15 entry daha
  • babalık davası, bu, maury povich’in "sen... babasın!" demesiyle bilinir amerikan talk show klasikleri arasında yerini almış bir konsept. ama bizde o işler nasıl mı oluyor? anlatayım...

    öncelikle, bir babalık davası açmak için dna testi sonucunuzun "anadoluda yapılmış bir aşure kadar karışık" çıkması gerekiyor. türkiye'de bir babalık davasını popüler kültüre malzeme yapacak kadar ilginç kılan şey, dedikodu kısmıdır. mahalle baskısı "survivor finali" kadar heyecanlı bir atmosfer yaratır. "acaba kim çıkacak?" sorusu, herkesin ağzında sakız olur.

    davayı açan kişi genellikle "benim çocuğum senin neyine benziyor, ayol!" diyerek mahkemeye başvurur. çocuğun gözleri ferit’in koyu mavisinden, teyze suzan'ın garip şekilde kıvrık kaşlarına kadar analiz edilir. dna testi için verilen örnekler, türk dizi tarihindeki en büyük cliffhanger'lar kadar merak uyandırır. "sonuçlar açıklanıyor, ortalık karışacak!" denilir ve herkes, sabun köpüğü yutmuş balık gibi bekler.

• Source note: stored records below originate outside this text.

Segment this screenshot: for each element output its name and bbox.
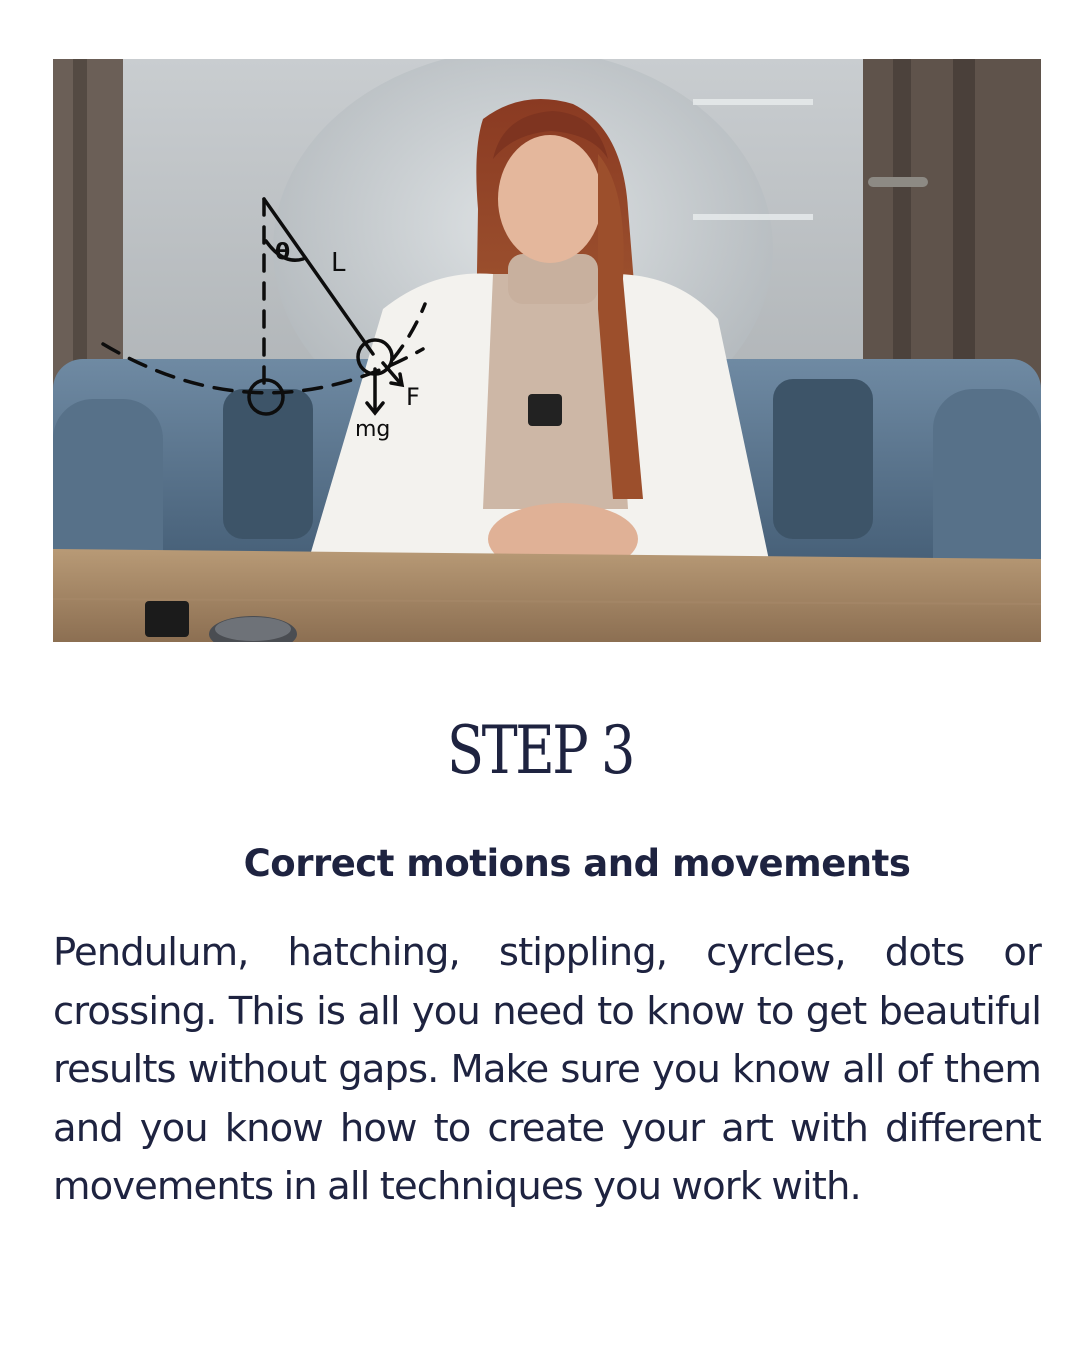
- weight-label: mg: [355, 417, 391, 442]
- step-subtitle: Correct motions and movements: [243, 842, 911, 885]
- hero-image: [53, 59, 1041, 642]
- step-description: Pendulum, hatching, stippling, cyrcles, dots or crossing. This is all you need to know to get beautiful results without gaps. Make sure you know all of them and you know how to create your art with different movements in all techniques you work with.: [53, 930, 1041, 1209]
- theta-label: θ: [275, 240, 291, 265]
- hero-illustration: [53, 59, 1041, 642]
- step-title: STEP 3: [447, 712, 633, 789]
- length-label: L: [331, 248, 346, 278]
- force-label: F: [406, 383, 420, 411]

    tabii, bu süreçte en çok iş düşen kişi avukatlardır. onlar için bu dava, bir yandan csı: miami’deki horatio gibi hissettirirken, diğer yandan da bir pazar sabahı pazarcının tezgahını kurma telaşına benzer. her iki tarafın avukatları, delil toplama konusunda "acaba whatsapp yazışmaları dna’dan daha mı etkili olur?" diye düşünür.

    ve nihayet, mahkeme günü gelir. adliye koridorları, bir oscar töreni kırmızı halısı kadar gözde olur. ilgili ilgisiz herkes, final bölümünü kaçırmamak için oradadır. hakim "kararı açıklıyorum" dediğinde, etrafta bir sessizlik olur, adeta millet nefesini tutar. sonuç "babalık tespit edilmiştir" veya "babalık tespit edilememiştir" şeklinde açıklandığında, yaşananlar bir dizi finali kadar etkileyici olabilir.

    açıkçası, bir babalık davası, kimi zaman bir aile dramından çok, medya için bir reyting malzemesi haline gelir. işin içine bir de sosyal medya girince, "ben olsam baba olmazdım!" diyen amcalar, "vallahi benziyor ama" diyen teyzeler çoğalır. babalık davası nasıl açılır? sorusuna küçük emrahın ama ben bilmiyorum ki demesi kadar travmatik.

    sonuç olarak, eğer bir gün yolunuz düşerse bir babalık davasına, popcornunuzu almayı unutmayın! çünkü bu dava, sizi bir sinema salonundaki en gerilimli sahneler kadar eğlendirebilir. ve unutmayın, her dna testi, aynı zamanda bir "aile içi survivor" biletidir.